Imagine for a moment that out of a desire to belong (the strongest of teenage drives) your kid joins a gang – one that proudly wears its "colors" openly around the school with impunity. Only this gang has an unusual initiation oath:

"…I will always conduct myself to bring credit to my family, country, school, and(name of gang). I am loyal and patriotic. I am the future of the United States of America. I do not lie, cheat or steal and will always be accountable for my actions and deeds. I will always practice good citizenship and patriotism. I will work hard to improve my mind and strengthen my body. I will seek the mantle of leadership and stand prepared to uphold the Constitution and the American way of life. May God grant me the strength to always live by this creed."

This is no fantasy, and can become a reality in every high school in the country if we demand it, for that oath begins with "I am a Junior ROTC Cadet."
Chances are that on the first day of a JROTC class a retired officer (assisted by a retired NCO) will say something along these lines: "Play it straight with me and you can come to me with any problem; in school, at home, doesn’t matter. We’ll work it out together." The textbooks are a far cry from the revisionist, collectivist, politically correct vomitus too often found in schoolbooks. The following are actual chapters from the Army version: Becoming a Model American Citizen: Making the Right Choices; Winning Colors: Excellence is Not an Accident; Working Out Conflicts: You can be a Leader; The Constitution; and We Are Americans. Among the topics covered are the rights, responsibilities and privileges of citizenship; career opportunities (civilian and military); goal setting; consumer and budgeting skills; communication; learning styles; self-knowledge; fitness; first aid and health; map reading; Constitutional law; allegiance; and respect for duly constituted authority. No single high school class could get anywhere near as far towards preparing young people for a productive, satisfying adult life.
Why would the kid want to join? Because it’s FUN. There’s role-playing a plenty of sports and games. Your kid not the athletic type? No worries. While there is competition, the main emphasis is on cooperation and teamwork. Attitude counts more than prowess. There’s rifle team, drill team, color guard and Raiders (cadet challenge). This last was our kids’ favorite. It is a competition in calisthenics, obstacle course, land navigation, rope bridge (building and crossing) and first aid. A combination of the best leaders and the best followers usually carries the day.

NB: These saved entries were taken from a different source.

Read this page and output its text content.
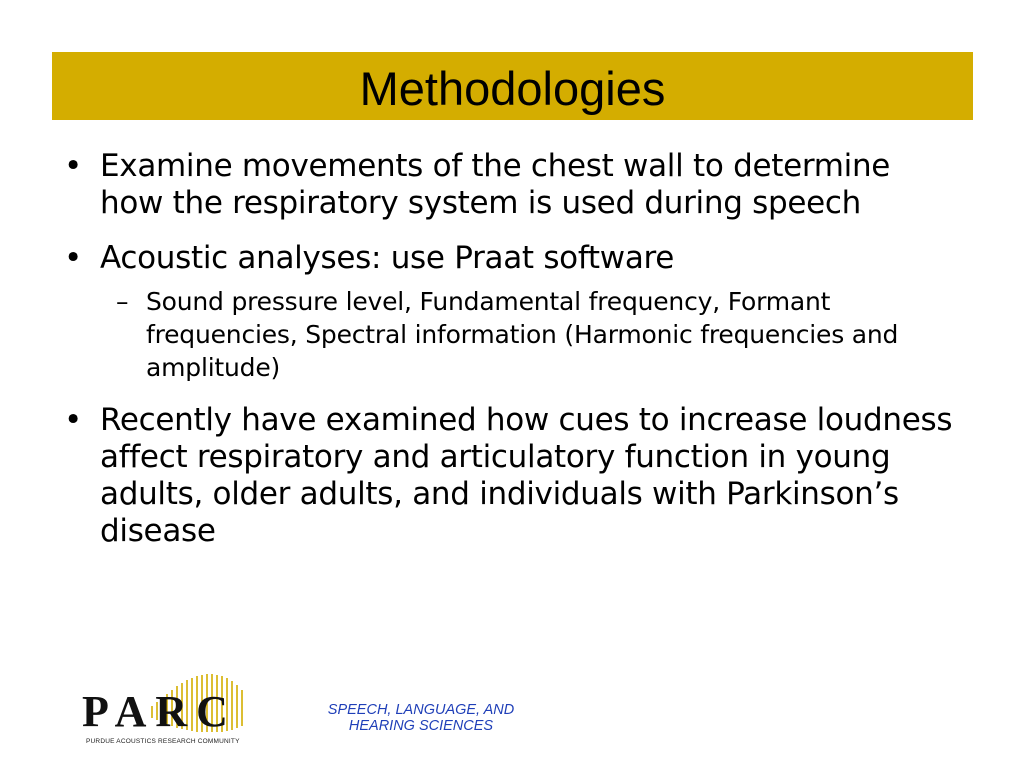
Methodologies
• Examine movements of the chest wall to determine how the respiratory system is used during speech
• Acoustic analyses: use Praat software
– Sound pressure level, Fundamental frequency, Formant frequencies, Spectral information (Harmonic frequencies and amplitude)
• Recently have examined how cues to increase loudness affect respiratory and articulatory function in young adults, older adults, and individuals with Parkinson’s disease
PARC
PURDUE ACOUSTICS RESEARCH COMMUNITY
SPEECH, LANGUAGE, AND
HEARING SCIENCES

If JROTC really gets into a kid’s blood, there is summer camp. Here they live "the life:" Reveille, mess hall, taps, and a full day in between. There’s marksmanship, tower rappelling, obstacle courses, science classes, and "Leadership Reaction Training." LRT is even fun to watch. A scenario is given – for example, there are two dirt ramps with a gap representing a raging flood. There are various boards and a hundred pound barrel. The team, with a leader they preselected, has 15 minutes to get the barrel, the boards and themselves across. Naturally the boards are too short. Utilizing the unique characteristics of each team member is counted in their favor.
We had two daughters and a son go through JROTC. Only the oldest daughter went on to a military career (JROTC + valedictorian = West Point) but our son’s and our younger daughter’s lives were deeply enriched by the program. I promise you this: When you hear "HOOAHH!"(Army), HOOYAHH! (Navy) or "OORAHHH!" (Marine Corps) echo across a parade ground with your son or daughter out there, you”ll be proud, perhaps to the point of tears, and your faith in the future restored.
(Note: The above was adapted from a column I wrote for the Tampa Tribune many years ago.)